A new report by the National Insurance Crime Bureau reveals a decline in Florida’s personal injury protection (PIP) questionable claims (QCs). In 2013, Florida PIP QCs declined by 7.6 percent from 2012. Meanwhile, for the period 2010 through 2013, Florida staged accident QCs decreased by 61.82 percent.
Tighter legislation, enhanced public awareness and a coordinated law enforcement response appear to be having the intended effect on PIP fraud in Florida. “We are encouraged by the decline in questionable claims that we’ve seen recently, but by no means are we declaring victory in Florida,” said NICB President and CEO Joe Wehrle. “Florida remains a hotbed for fraudulent activity and we can’t afford to ease up for a moment in our fight against those who would abuse the system and burden Florida consumers.”
A Brief History of Florida PIP Fraud
In 2009, Florida not only led the nation in PIP QCs reported to NICB, but had twice as many as the next highest state, New York. From 2008 through 2010, the total number of QCs in the state increased by 34 percent.
According to the Florida Department of Financial Services, Division of Insurance Fraud, for fiscal year 2010-2011, 49 percent of the referrals it received were related to PIP fraud.
When these statistics were brought to light, further research was conducted to determine potential abuses and fraudulent activity within Florida PIP. These findings showed that about 62 percent of total PIP costs and about 43 percent of PIP treatment costs came from soft tissue treatments. Twenty-two percent of soft tissue treatments were massage treatments. From 2005 through 2010, massage therapists showed the largest increase in charges per patient—51 percent—accounting for medical inflation.

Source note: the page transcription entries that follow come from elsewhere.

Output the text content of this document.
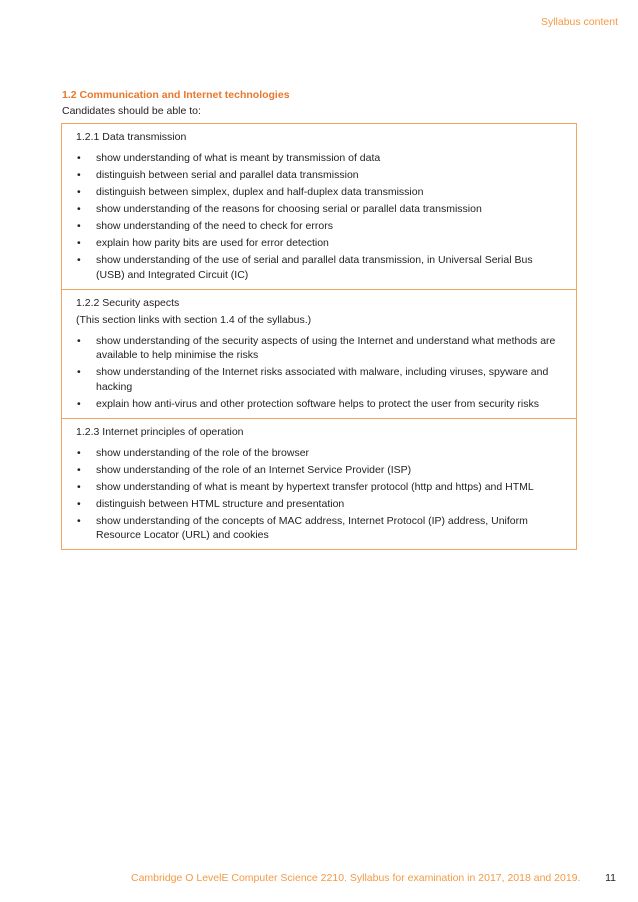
Syllabus content
1.2 Communication and Internet technologies
Candidates should be able to:
1.2.1 Data transmission
• show understanding of what is meant by transmission of data
• distinguish between serial and parallel data transmission
• distinguish between simplex, duplex and half-duplex data transmission
• show understanding of the reasons for choosing serial or parallel data transmission
• show understanding of the need to check for errors
• explain how parity bits are used for error detection
• show understanding of the use of serial and parallel data transmission, in Universal Serial Bus (USB) and Integrated Circuit (IC)
1.2.2 Security aspects
(This section links with section 1.4 of the syllabus.)
• show understanding of the security aspects of using the Internet and understand what methods are available to help minimise the risks
• show understanding of the Internet risks associated with malware, including viruses, spyware and hacking
• explain how anti-virus and other protection software helps to protect the user from security risks
1.2.3 Internet principles of operation
• show understanding of the role of the browser
• show understanding of the role of an Internet Service Provider (ISP)
• show understanding of what is meant by hypertext transfer protocol (http and https) and HTML
• distinguish between HTML structure and presentation
• show understanding of the concepts of MAC address, Internet Protocol (IP) address, Uniform Resource Locator (URL) and cookies
Cambridge O LevelE Computer Science 2210. Syllabus for examination in 2017, 2018 and 2019. 11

In the face of this trend, legislative changes to Florida’s PIP system were enacted. First, the Hillsborough County Commission passed a county ordinance in September 2011, intended to license PIP clinics and decrease the number of suspicious vehicle collisions—staged accidents—in Hillsborough County. A similar ordinance requiring the registration of PIP clinics was passed the following February in Miami-Dade County. However, an injunction against the Hillsborough County law remains in effect.
At the state level, the Florida legislature passed House Bill 119 in May, 2012. The enactment of this law was a two-part process. The first part established stronger penalties for medical providers who commit PIP fraud, including a five-year license suspension and a ten-year restriction from PIP reimbursement. The second part of the law established a 14-day, post-accident window for accident victims to seek medical treatment and reduced specified PIP benefits and treatments. A lawsuit followed and an injunction stopped the law from being put into effect until it was lifted in late October 2013.
Combining these legislative and regulatory efforts with a robust public awareness campaign and aggressive law enforcement response, the modest improvement in 2013 PIP QC data does suggest the initial stages of a positive downward trend.